Quels sont les avantages et les inconvénients de votre métier ?
Avantage(s) : j'aime l'aspect insécurité : on n'est jamais sûr de rien, on ne peut pas dire que demain, on va réussir parce qu'il y a toujours des impondérables. Par exemple, nous sommes toujours à la merci du climat. Nous travaillons toujours à l'extérieur, ce qui peut constituer un avantage autant qu'un inconvénient. Nous sommes souvent en contact avec l'extérieur (relations commerciales). L'activité est finalement rentable : si ça ne l'était pas, il y a longtemps que j'aurais arrêté !
Quels conseils donneriez-vous à une personne qui veut débuter ?
Je ne conseillerais cette orientation qu'à quelqu'un de très motivé. La pomme de terre est un bon créneau, mais il faut vouloir réussir. Être en permanence sur le terrain pour déceler le moindre signe de maladie chez la plante est assez contraignant. Au départ, surtout s'il ne dispose pas de gros capitaux, le producteur démarrera modestement, quitte à s'étendre par la suite.
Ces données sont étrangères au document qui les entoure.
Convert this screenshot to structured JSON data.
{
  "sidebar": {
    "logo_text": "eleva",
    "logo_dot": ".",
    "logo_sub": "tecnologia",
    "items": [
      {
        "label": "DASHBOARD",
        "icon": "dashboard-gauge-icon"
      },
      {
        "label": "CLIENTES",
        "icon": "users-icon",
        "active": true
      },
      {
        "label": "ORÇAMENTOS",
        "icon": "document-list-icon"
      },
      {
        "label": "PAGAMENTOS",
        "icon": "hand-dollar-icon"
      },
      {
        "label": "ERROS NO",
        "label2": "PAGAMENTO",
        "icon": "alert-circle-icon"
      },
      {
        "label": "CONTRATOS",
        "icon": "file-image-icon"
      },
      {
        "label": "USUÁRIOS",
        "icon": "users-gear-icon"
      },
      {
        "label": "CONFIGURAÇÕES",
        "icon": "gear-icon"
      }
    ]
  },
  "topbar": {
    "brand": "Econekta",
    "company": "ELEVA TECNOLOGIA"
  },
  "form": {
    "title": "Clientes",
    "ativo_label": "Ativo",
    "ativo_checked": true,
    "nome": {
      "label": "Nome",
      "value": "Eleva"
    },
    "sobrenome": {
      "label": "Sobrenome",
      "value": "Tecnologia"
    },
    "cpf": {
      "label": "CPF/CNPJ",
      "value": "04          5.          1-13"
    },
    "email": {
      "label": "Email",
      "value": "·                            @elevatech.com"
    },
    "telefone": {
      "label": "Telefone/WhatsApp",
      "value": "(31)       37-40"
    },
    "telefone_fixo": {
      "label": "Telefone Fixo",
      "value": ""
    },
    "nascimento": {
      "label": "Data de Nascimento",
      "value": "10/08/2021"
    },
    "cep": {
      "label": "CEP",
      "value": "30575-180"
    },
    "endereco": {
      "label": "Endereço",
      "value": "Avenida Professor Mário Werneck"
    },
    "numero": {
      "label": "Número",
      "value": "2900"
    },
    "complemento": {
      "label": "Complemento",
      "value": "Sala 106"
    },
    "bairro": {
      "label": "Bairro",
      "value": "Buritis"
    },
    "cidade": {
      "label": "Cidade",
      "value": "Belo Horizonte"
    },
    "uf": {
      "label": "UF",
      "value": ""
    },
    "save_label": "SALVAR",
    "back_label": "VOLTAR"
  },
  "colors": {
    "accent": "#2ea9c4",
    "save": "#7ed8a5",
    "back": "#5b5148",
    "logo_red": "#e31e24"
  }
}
Pour bien réussir, il faut de l'expérience. Elle ne viendra que sous la forme de suggestions avisées d'un conseiller ou d'un parent qui connaît le domaine, ou qu'avec le temps. Être très sérieux dans son travail est aussi indispensable : ce sérieux permettra petit à petit de se faire un renom, gage de garantie pour l'acheteur.
Je recommanderai enfin de ne pas mélanger deux domaines bien distincts : la production et le commerce. Ce sont deux métiers différents ; quand on les pratique, chacun doit rester à sa place. Je sais que si un producteur se mêle d'exporter et d'effectuer lui-même les transactions, ses premiers clients seront les mauvais payeurs et ce sera l'échec. Aussi, la grosse majorité des producteurs de plants wallons travaillent avec un même exportateur. Ce dernier part en général à l'étranger pour vendre 500 tonnes d'une variété. Comme un producteur n'est capable que de fournir 100 tonnes à la fois, il vend la production rassemblée de plusieurs d'entre eux et réussit une transaction que le producteur isolé ne peut réussir seul.